Brinkerhoff, a former Hooper City Council member who formally launched her bid last month, says sustained economic development — long-term growth — is a key priority. “That means putting jobs in place, job creation,” she said.
Continuing road development is also big for her as well as other infrastructure upgrades, guarding against flooding and trimming the number of people who still rely on septic systems for sewage treatment.
The candidate, 51, served on the Hooper City Council until the end of her first four-year term at the end of 2017, opting not to seek re-election so she could make a bid for county commission instead.

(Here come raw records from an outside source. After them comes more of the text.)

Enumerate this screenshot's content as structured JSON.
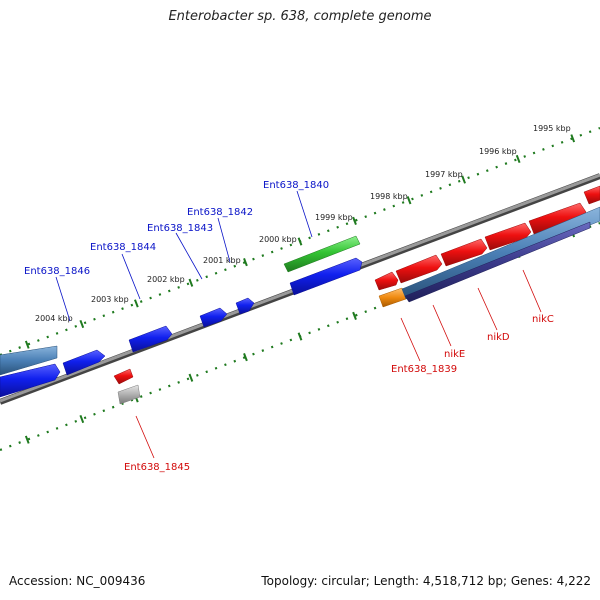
{
  "title": "Enterobacter sp. 638, complete genome",
  "footer": {
    "accession": "Accession: NC_009436",
    "stats": "Topology: circular; Length: 4,518,712 bp; Genes: 4,222"
  },
  "colors": {
    "backbone": "#7a7a7a",
    "tick": "#1f7a1f",
    "forward_gene": "#0a14e6",
    "reverse_gene": "#e60a0a",
    "forward_label": "#0a14c8",
    "reverse_label": "#d20a0a",
    "rna_gene": "#33c433",
    "pseudo_gene": "#9a9a9a",
    "operon_gene": "#f08a10",
    "cds_track": "#4a7fb5",
    "cds_track_dark": "#3a3a8a"
  },
  "scale_labels": [
    "1995 kbp",
    "1996 kbp",
    "1997 kbp",
    "1998 kbp",
    "1999 kbp",
    "2000 kbp",
    "2001 kbp",
    "2002 kbp",
    "2003 kbp",
    "2004 kbp"
  ],
  "gene_labels": {
    "forward": [
      "Ent638_1840",
      "Ent638_1842",
      "Ent638_1843",
      "Ent638_1844",
      "Ent638_1846"
    ],
    "reverse": [
      "Ent638_1845",
      "Ent638_1839",
      "nikE",
      "nikD",
      "nikC"
    ]
  }
}
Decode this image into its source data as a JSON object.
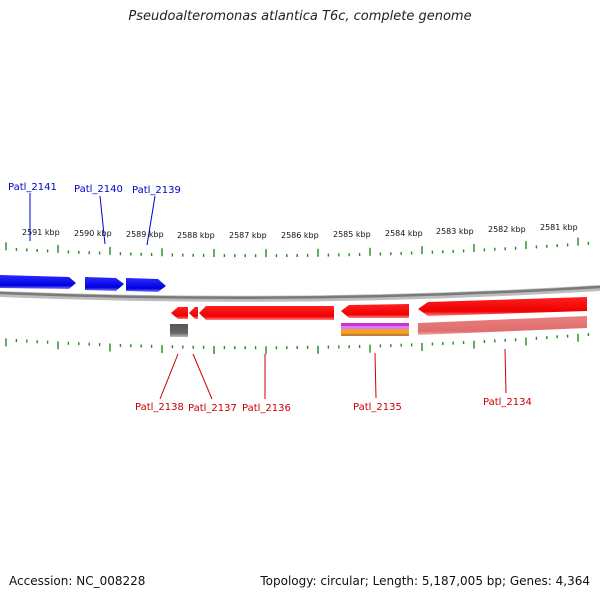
{
  "title": "Pseudoalteromonas atlantica T6c, complete genome",
  "footer": {
    "accession": "Accession: NC_008228",
    "summary": "Topology: circular; Length: 5,187,005 bp; Genes: 4,364"
  },
  "scale": {
    "labels": [
      "2591 kbp",
      "2590 kbp",
      "2589 kbp",
      "2588 kbp",
      "2587 kbp",
      "2586 kbp",
      "2585 kbp",
      "2584 kbp",
      "2583 kbp",
      "2582 kbp",
      "2581 kbp"
    ]
  },
  "genes_forward": [
    "Patl_2141",
    "Patl_2140",
    "Patl_2139"
  ],
  "genes_reverse": [
    "Patl_2138",
    "Patl_2137",
    "Patl_2136",
    "Patl_2135",
    "Patl_2134"
  ],
  "colors": {
    "forward": "#0000cc",
    "reverse": "#cc0000",
    "tick": "#228b22",
    "backbone": "#808080"
  }
}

She leads Weber County Republican Women, calls herself a “professional mom” and has long paid attention to politics. After seeing leaders from across the county in action as part of her duties on the Hooper City Council she decided she wanted to try for a spot on the county commission.
“I just didn’t like the way leadership was going,” she said. The initiatives she saw leaders pushing seemed to benefit “very few,” while she says she favors changes that will benefit more people.
Gibson announced plans in December to step down as county commissioner to take a job with the Utah Department of Natural Resources. Soon thereafter, he rescinded his resignation on learning he was the focus of an ongoing Ogden Police Department investigation and said he’d stay on “until my name is cleared.”
Ogden police have said little about the investigation and spokeswoman Capt. Danielle Croyle said Friday that the inquiry is “still active and ongoing” but provided no other information. Gibson was dealing with a family emergency and not immediately available for comment Friday.
Scott Jenkins, a former Utah state senator from Plain City, has also expressed interest in running for the seat now held by Gibson. County commission and other candidates may secure a spot on the June 26 primary ballot by collecting enough signatures on petitions or seeking the nomination of their respective party leaders at party conventions this coming spring.